What a sweet release. Quick. What a sharp athlete. That guy coulda played any time any where with any body. That is fukn obvious. With modern medicine he would've thrived in today's NFL. He had it all. GTFOH Namath wasn't great
I hope he pans out, of course, but according to some objective metrics and analysis, it doesn't bode well for Hack. A handful of fans can look at the same video clips and come away with a handful of different opinions, clouded perhaps by the "lens" through which they are viewing it...very subjective. But a well formulated academic approach is a far more objective way of judging prospects... "Two of the public leaders in public football data analysis — Football Outsiders and ProFootballFocus — each crunched their respective numbers and came to the same conclusion: Hackenberg was a huge reach, if not a total waste, of a selection at 51st overall. Football Outsiders’ writer Andrew Healy, who also is a professor of economics at Loyola Marymount University, created a projection model called QBASE to attempt to forecast college quarterbacks’ future performance at the NFL level. Healy said the goal is to “take a quarterback’s college statistics and come up with the simplest way to predict how quarterbacks are going to do early in their NFL careers. So basically just get the stats that matter, throw out all the ones that don’t, and then come up with the projection that way.” And critically, he noted, the system adjusts those stats based on opponents’ and teammates’ skill levels. Hackenberg did not fare well. QBASE projects an 80.1% chance of him turning out to be a bust, with a mean projection total of -414 DYAR (defense-adjusted yards above replacement) in year’s 3-5 of his career. PFF views Hackenberg as even worse than QBASE. The analytics organization designated the quarterback as undraftable based on the grades and statistics it tracks in college and in the NFL. Again, accuracy was his major flaw." http://www.nydailynews.com/sports/f...enberg-sacked-nfl-analytics-article-1.2640197
1. Tell ya what. I am no statistician or a professor but I can guarantee you that every dollar you spend on a lottery ticket will be wasted. 2. Ya know what I mean? The deck is stacked against whoever has to make the pick. That's a low-hanging fruit. After all, draft IS just like lottery. 3. What that news had to include was the performance of QBASE, which I think would be pitiful to say the very least. [They didn't. More reason to laugh at it.]
On your 3rd point, go back and look at the second to last paragraph of what I posted, and you will see that they did include QBASE. (not sure what grounds you have to call it "pitiful", but whatever)
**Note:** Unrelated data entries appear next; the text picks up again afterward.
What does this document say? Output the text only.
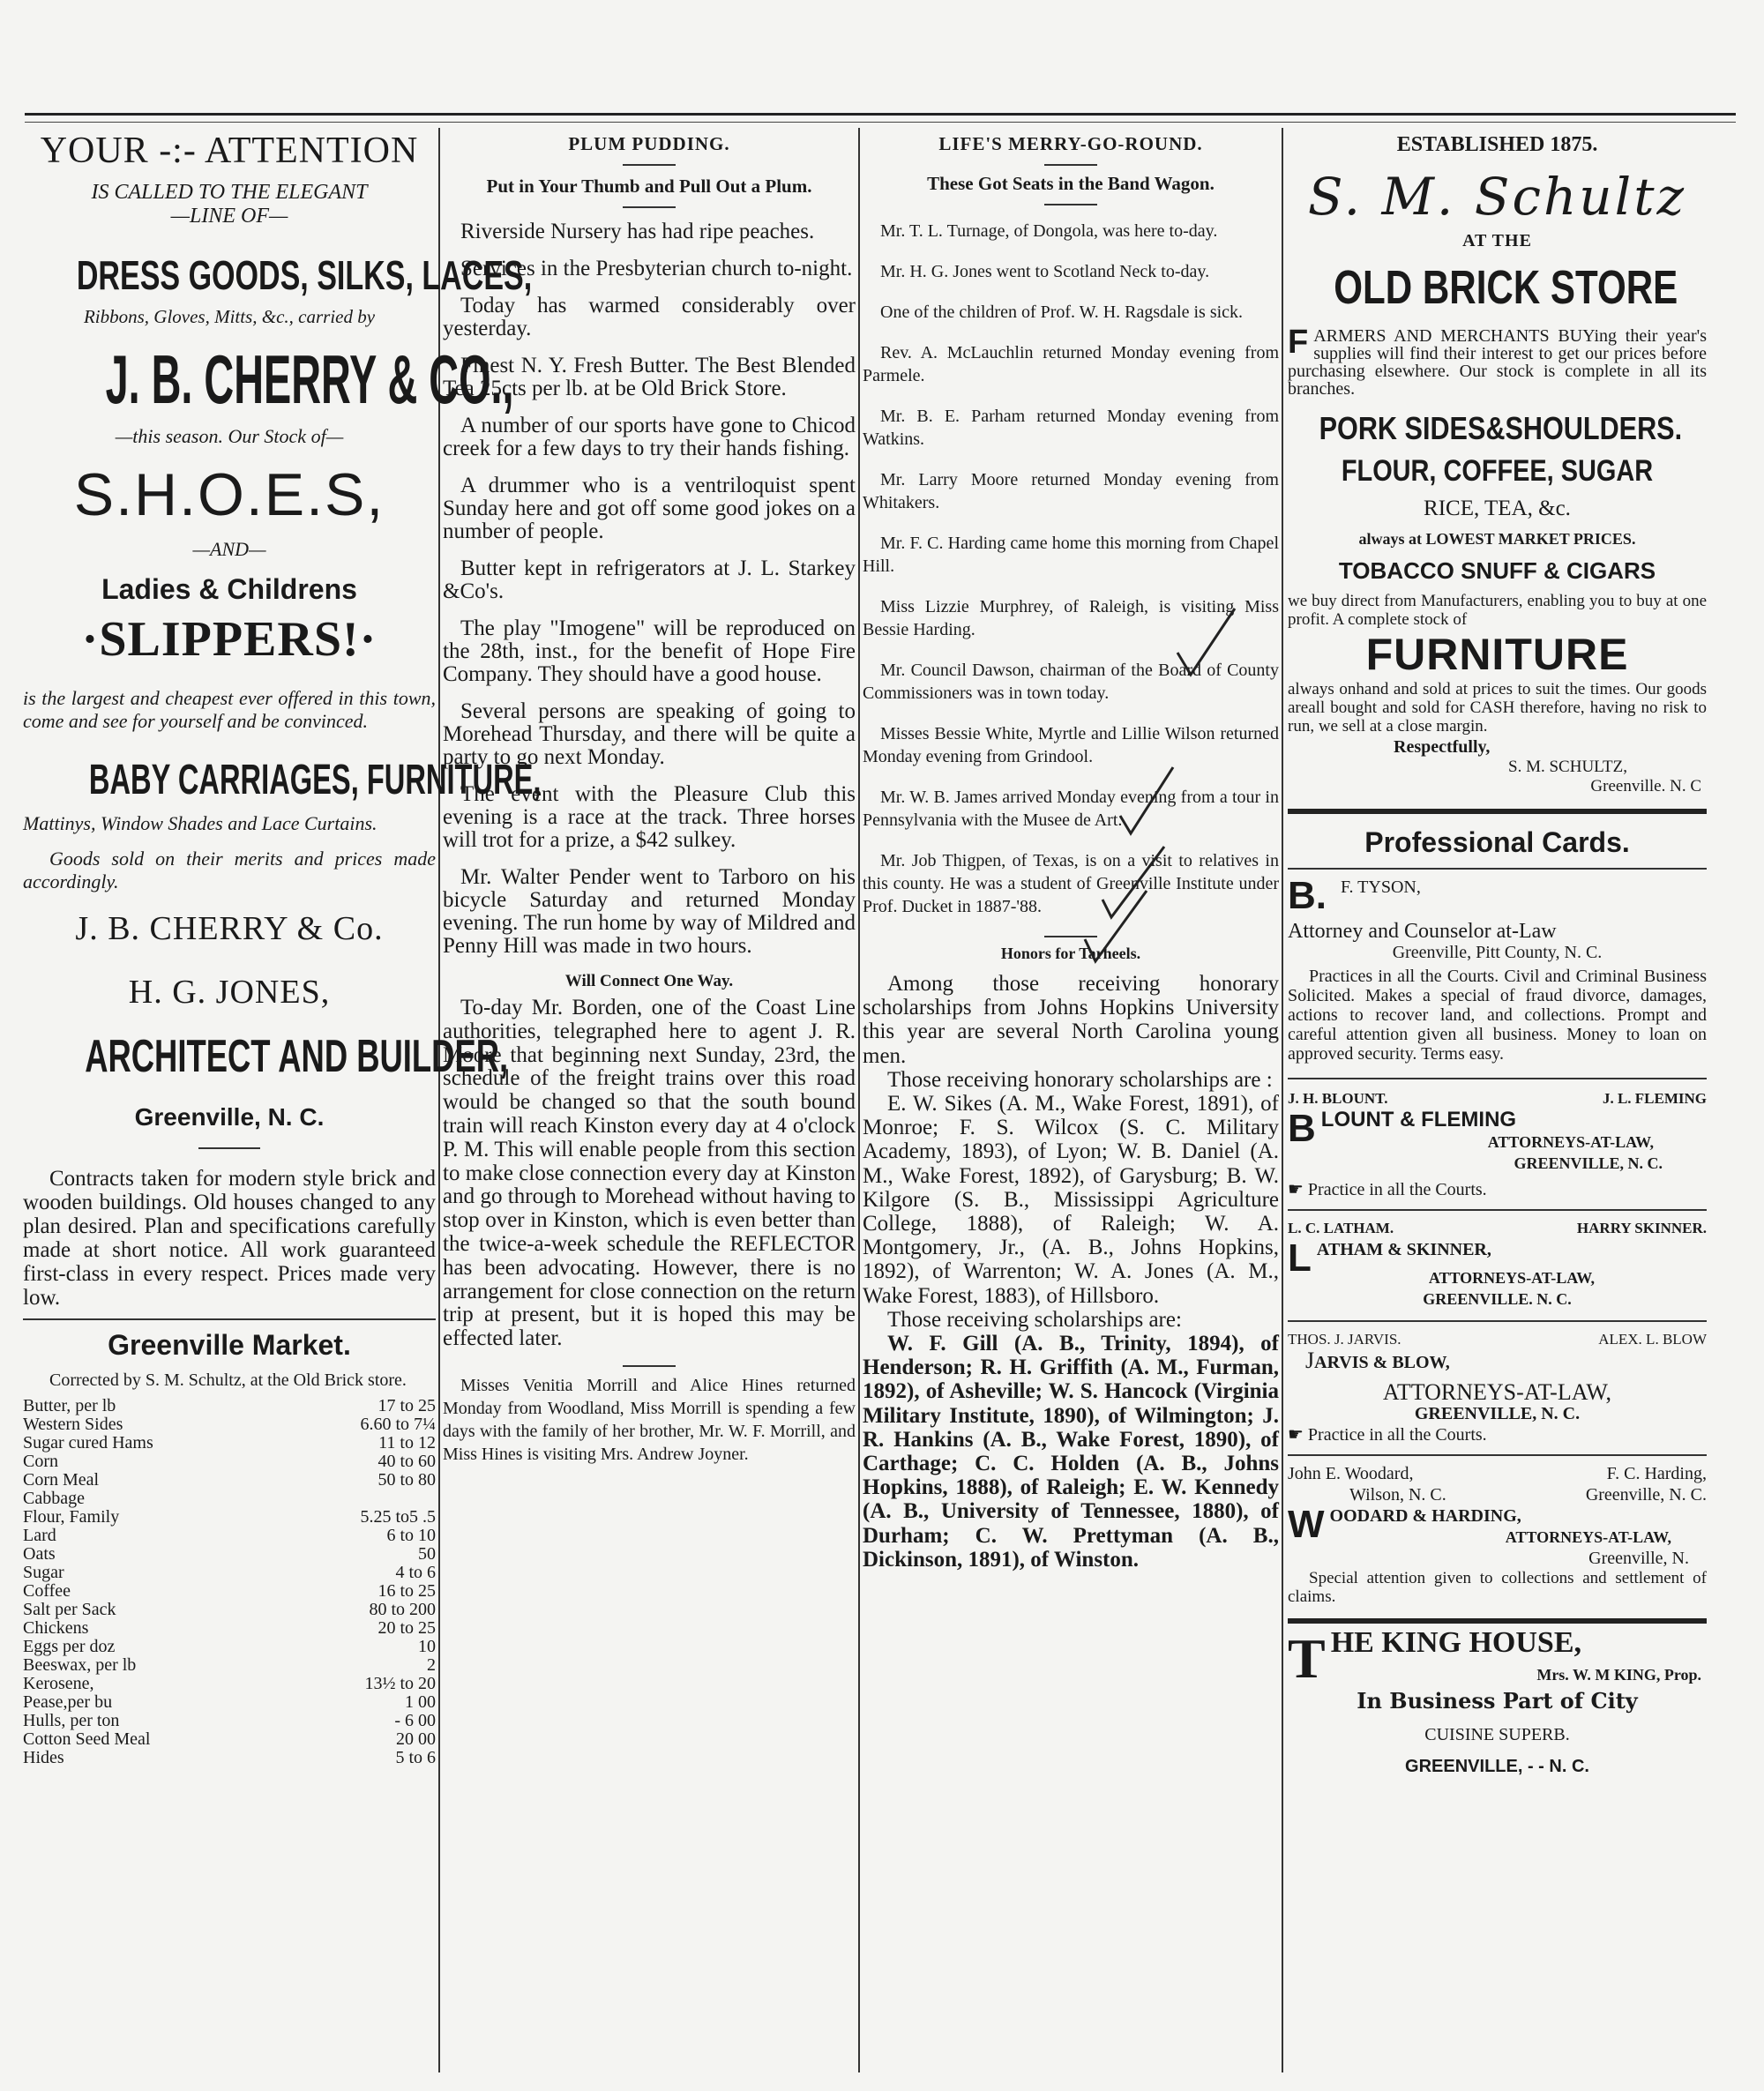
YOUR -:- ATTENTION
IS CALLED TO THE ELEGANT
—LINE OF—
DRESS GOODS, SILKS, LACES,
Ribbons, Gloves, Mitts, &c., carried by
J. B. CHERRY & CO.,
—this season. Our Stock of—
S.H.O.E.S,
—AND—
Ladies & Childrens
·SLIPPERS!·
is the largest and cheapest ever offered in this town, come and see for yourself and be convinced.
BABY CARRIAGES, FURNITURE,
Mattinys, Window Shades and Lace Curtains.
Goods sold on their merits and prices made accordingly.
J. B. CHERRY & Co.
H. G. JONES,
ARCHITECT AND BUILDER,
Greenville, N. C.
Contracts taken for modern style brick and wooden buildings. Old houses changed to any plan desired. Plan and specifications carefully made at short notice. All work guaranteed first-class in every respect. Prices made very low.
Greenville Market.
Corrected by S. M. Schultz, at the Old Brick store.
Butter, per lb	17 to 25
Western Sides	6.60 to 7¼
Sugar cured Hams	11 to 12
Corn	40 to 60
Corn Meal	50 to 80
Cabbage
Flour, Family	5.25 to5 .5
Lard	6 to 10
Oats	50
Sugar	4 to 6
Coffee	16 to 25
Salt per Sack	80 to 200
Chickens	20 to 25
Eggs per doz	10
Beeswax, per lb	2
Kerosene,	13½ to 20
Pease,per bu	1 00
Hulls, per ton	- 6 00
Cotton Seed Meal	20 00
Hides	5 to 6
PLUM PUDDING.
Put in Your Thumb and Pull Out a Plum.
Riverside Nursery has had ripe peaches.
Services in the Presbyterian church to-night.
Today has warmed considerably over yesterday.
Finest N. Y. Fresh Butter. The Best Blended Tea 25cts per lb. at be Old Brick Store.
A number of our sports have gone to Chicod creek for a few days to try their hands fishing.
A drummer who is a ventriloquist spent Sunday here and got off some good jokes on a number of people.
Butter kept in refrigerators at J. L. Starkey &Co's.
The play "Imogene" will be reproduced on the 28th, inst., for the benefit of Hope Fire Company. They should have a good house.
Several persons are speaking of going to Morehead Thursday, and there will be quite a party to go next Monday.
The event with the Pleasure Club this evening is a race at the track. Three horses will trot for a prize, a $42 sulkey.
Mr. Walter Pender went to Tarboro on his bicycle Saturday and returned Monday evening. The run home by way of Mildred and Penny Hill was made in two hours.
Will Connect One Way.
To-day Mr. Borden, one of the Coast Line authorities, telegraphed here to agent J. R. Moore that beginning next Sunday, 23rd, the schedule of the freight trains over this road would be changed so that the south bound train will reach Kinston every day at 4 o'clock P. M. This will enable people from this section to make close connection every day at Kinston and go through to Morehead without having to stop over in Kinston, which is even better than the twice-a-week schedule the REFLECTOR has been advocating. However, there is no arrangement for close connection on the return trip at present, but it is hoped this may be effected later.
Misses Venitia Morrill and Alice Hines returned Monday from Woodland, Miss Morrill is spending a few days with the family of her brother, Mr. W. F. Morrill, and Miss Hines is visiting Mrs. Andrew Joyner.
LIFE'S MERRY-GO-ROUND.
These Got Seats in the Band Wagon.
Mr. T. L. Turnage, of Dongola, was here to-day.
Mr. H. G. Jones went to Scotland Neck to-day.
One of the children of Prof. W. H. Ragsdale is sick.
Rev. A. McLauchlin returned Monday evening from Parmele.
Mr. B. E. Parham returned Monday evening from Watkins.
Mr. Larry Moore returned Monday evening from Whitakers.
Mr. F. C. Harding came home this morning from Chapel Hill.
Miss Lizzie Murphrey, of Raleigh, is visiting Miss Bessie Harding.
Mr. Council Dawson, chairman of the Board of County Commissioners was in town today.
Misses Bessie White, Myrtle and Lillie Wilson returned Monday evening from Grindool.
Mr. W. B. James arrived Monday evening from a tour in Pennsylvania with the Musee de Art.
Mr. Job Thigpen, of Texas, is on a visit to relatives in this county. He was a student of Greenville Institute under Prof. Ducket in 1887-'88.
Honors for Tarheels.
Among those receiving honorary scholarships from Johns Hopkins University this year are several North Carolina young men.
Those receiving honorary scholarships are :
E. W. Sikes (A. M., Wake Forest, 1891), of Monroe; F. S. Wilcox (S. C. Military Academy, 1893), of Lyon; W. B. Daniel (A. M., Wake Forest, 1892), of Garysburg; B. W. Kilgore (S. B., Mississippi Agriculture College, 1888), of Raleigh; W. A. Montgomery, Jr., (A. B., Johns Hopkins, 1892), of Warrenton; W. A. Jones (A. M., Wake Forest, 1883), of Hillsboro.
Those receiving scholarships are:
W. F. Gill (A. B., Trinity, 1894), of Henderson; R. H. Griffith (A. M., Furman, 1892), of Asheville; W. S. Hancock (Virginia Military Institute, 1890), of Wilmington; J. R. Hankins (A. B., Wake Forest, 1890), of Carthage; C. C. Holden (A. B., Johns Hopkins, 1888), of Raleigh; E. W. Kennedy (A. B., University of Tennessee, 1880), of Durham; C. W. Prettyman (A. B., Dickinson, 1891), of Winston.
ESTABLISHED 1875.
S. M. Schultz
AT THE
OLD BRICK STORE
FARMERS AND MERCHANTS BUYing their year's supplies will find their interest to get our prices before purchasing elsewhere. Our stock is complete in all its branches.
PORK SIDES&SHOULDERS.
FLOUR, COFFEE, SUGAR
RICE, TEA, &c.
always at LOWEST MARKET PRICES.
TOBACCO SNUFF & CIGARS
we buy direct from Manufacturers, enabling you to buy at one profit. A complete stock of
FURNITURE
always onhand and sold at prices to suit the times. Our goods areall bought and sold for CASH therefore, having no risk to run, we sell at a close margin.
Respectfully,
S. M. SCHULTZ,
Greenville. N. C
Professional Cards.
B. F. TYSON,
Attorney and Counselor at-Law
Greenville, Pitt County, N. C.
Practices in all the Courts. Civil and Criminal Business Solicited. Makes a special of fraud divorce, damages, actions to recover land, and collections. Prompt and careful attention given all business. Money to loan on approved security. Terms easy.
J. H. BLOUNT.	J. L. FLEMING
BLOUNT & FLEMING
ATTORNEYS-AT-LAW,
GREENVILLE, N. C.
☛ Practice in all the Courts.
L. C. LATHAM.	HARRY SKINNER.
LATHAM & SKINNER,
ATTORNEYS-AT-LAW,
GREENVILLE. N. C.
THOS. J. JARVIS.	ALEX. L. BLOW
JARVIS & BLOW,
ATTORNEYS-AT-LAW,
GREENVILLE, N. C.
☛ Practice in all the Courts.
John E. Woodard,	F. C. Harding,
Wilson, N. C.	Greenville, N. C.
WOODARD & HARDING,
ATTORNEYS-AT-LAW,
Greenville, N.
Special attention given to collections and settlement of claims.
THE KING HOUSE,
Mrs. W. M KING, Prop.
In Business Part of City
CUISINE SUPERB.
GREENVILLE, - - N. C.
Don't you love how jerkoffs who never saw a player play feel compelled to lecture you on ....how he played....based upon other people's opinions? Jerkoffs. _
So I can see you are no statistician whatsoever as well. But then I was not clear about [what to include] in that original posting - I assumed you'd understand. That's my mistake - and I will clarify below. What I meant to say there was - simply the question of [how reliable is that QBASE bullshit?] In order to do that, they should have included the full analysis of the every QBs since the first NFL draft. It [might] sound a lot, but it's actually not that big of a deal in the age of big data [like now.] You get a few hundred data points each year [TOPS.] And I am being VERY lenient in that analysis too. [No draft has seen the QBs drafted by hundreds.] If QBASE is indeed a good indicator of QB future performance, it will show a very compelling distribution of players from awful to awesome, out of which you should have no problem locating the likes of Mark Sanchezes, Geno Smiths and of course, Hackenbergs. Since I don't even know how well it performs, I have no reason to trust its analysis. I raised the first point for a reason; it doesn't take a genius to figure out that the deck is stacked toward whoever says [Nay.]
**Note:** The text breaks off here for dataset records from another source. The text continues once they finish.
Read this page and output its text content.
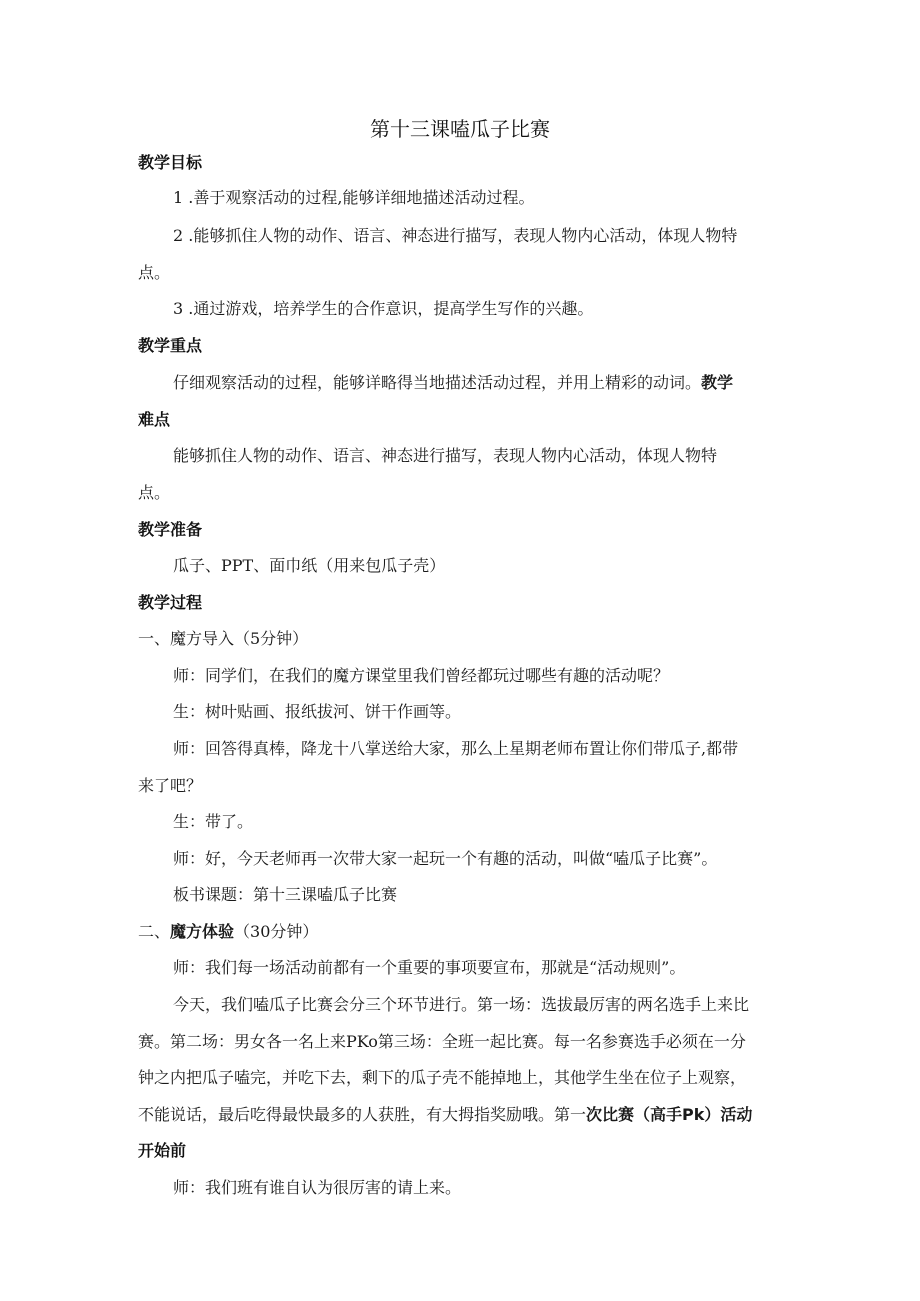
第十三课嗑瓜子比赛
教学目标
1 .善于观察活动的过程,能够详细地描述活动过程。
2 .能够抓住人物的动作、语言、神态进行描写，表现人物内心活动，体现人物特
点。
3 .通过游戏，培养学生的合作意识，提高学生写作的兴趣。
教学重点
仔细观察活动的过程，能够详略得当地描述活动过程，并用上精彩的动词。教学
难点
能够抓住人物的动作、语言、神态进行描写，表现人物内心活动，体现人物特
点。
教学准备
瓜子、PPT、面巾纸（用来包瓜子壳）
教学过程
一、魔方导入（5分钟）
师：同学们，在我们的魔方课堂里我们曾经都玩过哪些有趣的活动呢？
生：树叶贴画、报纸拔河、饼干作画等。
师：回答得真棒，降龙十八掌送给大家，那么上星期老师布置让你们带瓜子,都带
来了吧？
生：带了。
师：好，今天老师再一次带大家一起玩一个有趣的活动，叫做“嗑瓜子比赛”。
板书课题：第十三课嗑瓜子比赛
二、魔方体验（30分钟）
师：我们每一场活动前都有一个重要的事项要宣布，那就是“活动规则”。
今天，我们嗑瓜子比赛会分三个环节进行。第一场：选拔最厉害的两名选手上来比
赛。第二场：男女各一名上来PKo第三场：全班一起比赛。每一名参赛选手必须在一分
钟之内把瓜子嗑完，并吃下去，剩下的瓜子壳不能掉地上，其他学生坐在位子上观察，
不能说话，最后吃得最快最多的人获胜，有大拇指奖励哦。第一次比赛（高手Pk）活动
开始前
师：我们班有谁自认为很厉害的请上来。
Wait. So we can't trust people's opinions who watch him play because everyone will think differently. But Pro Football Focus (a service through which 3 people watch a play and each assign it a grade that gets averaged together) is an objective, end-all evaluation.
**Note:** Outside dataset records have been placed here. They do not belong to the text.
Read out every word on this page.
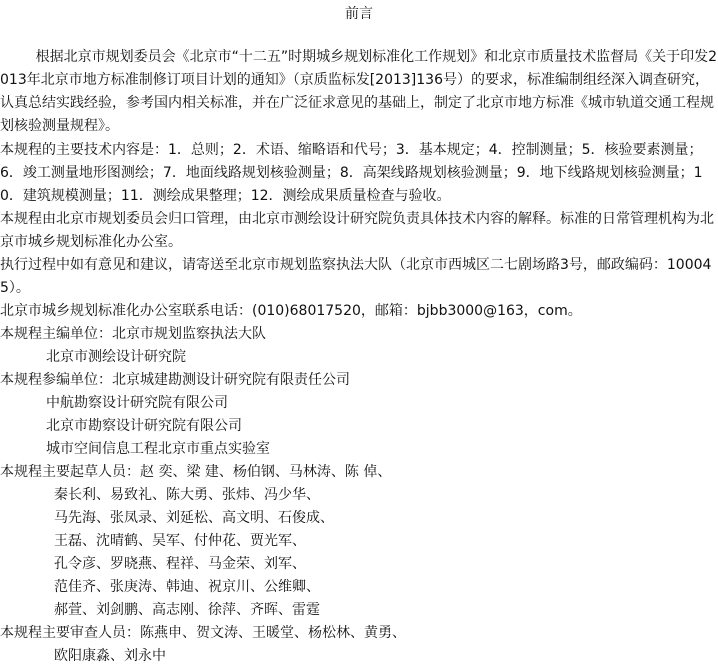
前言

根据北京市规划委员会《北京市“十二五”时期城乡规划标准化工作规划》和北京市质量技术监督局《关于印发2013年北京市地方标准制修订项目计划的通知》（京质监标发[2013]136号）的要求，标准编制组经深入调查研究，认真总结实践经验，参考国内相关标准，并在广泛征求意见的基础上，制定了北京市地方标准《城市轨道交通工程规划核验测量规程》。

本规程的主要技术内容是：1．总则；2．术语、缩略语和代号；3．基本规定；4．控制测量；5．核验要素测量；6．竣工测量地形图测绘；7．地面线路规划核验测量；8．高架线路规划核验测量；9．地下线路规划核验测量；10．建筑规模测量；11．测绘成果整理；12．测绘成果质量检查与验收。

本规程由北京市规划委员会归口管理，由北京市测绘设计研究院负责具体技术内容的解释。标准的日常管理机构为北京市城乡规划标准化办公室。

执行过程中如有意见和建议，请寄送至北京市规划监察执法大队（北京市西城区二七剧场路3号，邮政编码：100045）。

北京市城乡规划标准化办公室联系电话：(010)68017520，邮箱：bjbb3000@163，com。
本规程主编单位：北京市规划监察执法大队
北京市测绘设计研究院
本规程参编单位：北京城建勘测设计研究院有限责任公司
中航勘察设计研究院有限公司
北京市勘察设计研究院有限公司
城市空间信息工程北京市重点实验室
本规程主要起草人员：赵 奕、梁 建、杨伯钢、马林涛、陈 倬、
秦长利、易致礼、陈大勇、张炜、冯少华、
马先海、张凤录、刘延松、高文明、石俊成、
王磊、沈晴鹤、吴军、付仲花、贾光军、
孔令彦、罗晓燕、程祥、马金荣、刘军、
范佳齐、张庚涛、韩迪、祝京川、公维卿、
郝萱、刘剑鹏、高志刚、徐萍、齐晖、雷霆
本规程主要审查人员：陈燕申、贺文涛、王暖堂、杨松林、黄勇、
欧阳康淼、刘永中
[They] tried to pull the fallacy of argument from authority - so I questioned it. And who told you that I trust PFF grade? [I don't; they do show decent statistical analysis notwithstanding.]
I was talking about the other guy, who literally started his argument by devaluing subjective opinions based on watching tape and then proceeded to cite an analytics service that's entirely founded on subjective opinions based on watching tape.
Let it go. The dude doesn't have an original thought in his head. Needs talking points to form an opinion. _
He's also an expert in the field of statistical analysis and an Adobe Certified Graphics Expert. You must recognize the Truth.